Study shows more nurses prefer benefits of travel nursing

The ongoing nurse shortage, coupled with a heightened interest in travel nursing, has afforded nurses a boost in earnings and more opportunities, says travel nurse leader 50 States Staffing. As a result, more staff nurses are choosing to travel. There are as many reasons for trying travel as there are RNs, but many find that traveling is more rewarding than working as a permanent nurse, with an overwhelming percentage reporting that flexibility and pay as the primary reasons for travel nursing.

Salaries for permanent positions are relatively transparent. If you want to increase total compensation, and possibly get some tax advantages, consider travel nursing — which can pay up to 20 percent more than staff work and includes benefits such as housing stipends, health insurance, flexible scheduling and time off.
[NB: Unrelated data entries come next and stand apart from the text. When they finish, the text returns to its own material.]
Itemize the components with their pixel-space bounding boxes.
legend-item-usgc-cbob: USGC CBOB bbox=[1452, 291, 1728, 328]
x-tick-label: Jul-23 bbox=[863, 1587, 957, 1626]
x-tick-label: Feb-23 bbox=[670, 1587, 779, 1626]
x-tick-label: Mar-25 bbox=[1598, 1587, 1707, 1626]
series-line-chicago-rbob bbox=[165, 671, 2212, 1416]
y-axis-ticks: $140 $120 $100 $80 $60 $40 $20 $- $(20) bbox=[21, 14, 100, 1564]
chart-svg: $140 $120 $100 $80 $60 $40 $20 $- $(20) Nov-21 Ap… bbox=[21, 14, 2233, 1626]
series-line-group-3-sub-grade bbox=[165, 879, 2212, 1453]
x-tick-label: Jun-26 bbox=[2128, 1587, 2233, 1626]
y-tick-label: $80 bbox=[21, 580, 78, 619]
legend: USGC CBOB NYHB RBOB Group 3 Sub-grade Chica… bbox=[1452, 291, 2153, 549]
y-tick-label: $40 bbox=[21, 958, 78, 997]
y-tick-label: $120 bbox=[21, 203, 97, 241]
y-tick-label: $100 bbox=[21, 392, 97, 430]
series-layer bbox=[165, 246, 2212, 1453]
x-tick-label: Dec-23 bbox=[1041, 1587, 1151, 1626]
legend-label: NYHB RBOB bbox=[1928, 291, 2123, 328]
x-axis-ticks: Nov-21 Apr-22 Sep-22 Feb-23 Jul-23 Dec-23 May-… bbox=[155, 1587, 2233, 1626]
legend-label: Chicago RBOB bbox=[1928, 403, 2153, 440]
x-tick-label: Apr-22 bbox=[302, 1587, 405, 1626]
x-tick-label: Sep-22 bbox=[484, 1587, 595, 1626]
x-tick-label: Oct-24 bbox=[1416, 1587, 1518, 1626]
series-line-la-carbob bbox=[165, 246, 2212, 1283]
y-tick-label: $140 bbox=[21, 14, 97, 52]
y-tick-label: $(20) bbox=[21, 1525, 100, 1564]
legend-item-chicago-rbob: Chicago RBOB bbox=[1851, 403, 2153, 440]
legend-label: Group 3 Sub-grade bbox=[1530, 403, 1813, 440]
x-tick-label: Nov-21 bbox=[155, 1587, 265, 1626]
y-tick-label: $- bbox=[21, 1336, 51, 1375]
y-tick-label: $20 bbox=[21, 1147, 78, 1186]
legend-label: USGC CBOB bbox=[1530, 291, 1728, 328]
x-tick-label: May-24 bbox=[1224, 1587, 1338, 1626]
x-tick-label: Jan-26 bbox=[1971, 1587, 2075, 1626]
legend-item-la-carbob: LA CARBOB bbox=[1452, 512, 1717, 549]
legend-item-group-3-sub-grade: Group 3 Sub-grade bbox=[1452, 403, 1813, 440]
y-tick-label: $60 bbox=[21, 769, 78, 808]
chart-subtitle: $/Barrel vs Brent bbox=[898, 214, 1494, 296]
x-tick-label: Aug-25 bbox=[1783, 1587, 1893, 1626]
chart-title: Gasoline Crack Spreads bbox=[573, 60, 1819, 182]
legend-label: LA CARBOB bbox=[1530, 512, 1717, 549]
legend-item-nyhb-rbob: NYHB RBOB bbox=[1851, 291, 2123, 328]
Other high-ranking reasons nurses give for making the switch to travel include fewer hospital politics and the spontaneity and excitement of meeting new people and experiencing new destinations. “I’ve never had to miss a wedding and I can always spend Christmas with family and friends,” said travel RN, Nicole G. “I planned to try travel nursing jobs for only a year at first, but it’s going on five now and the perks and flexibility are tough to beat.”

“With the noticeable uptick in travel nursing jobs comes the flexibility to renew 13 week assignments, opt for a new location or return home,” says the Vice President of Recruitment for traveling nurse agency American Traveler. “This flexibility has more permanent position nurses calling and requesting traveling nurse assignments in high-paying healthcare markets such as Seattle, Washington State and Northern California.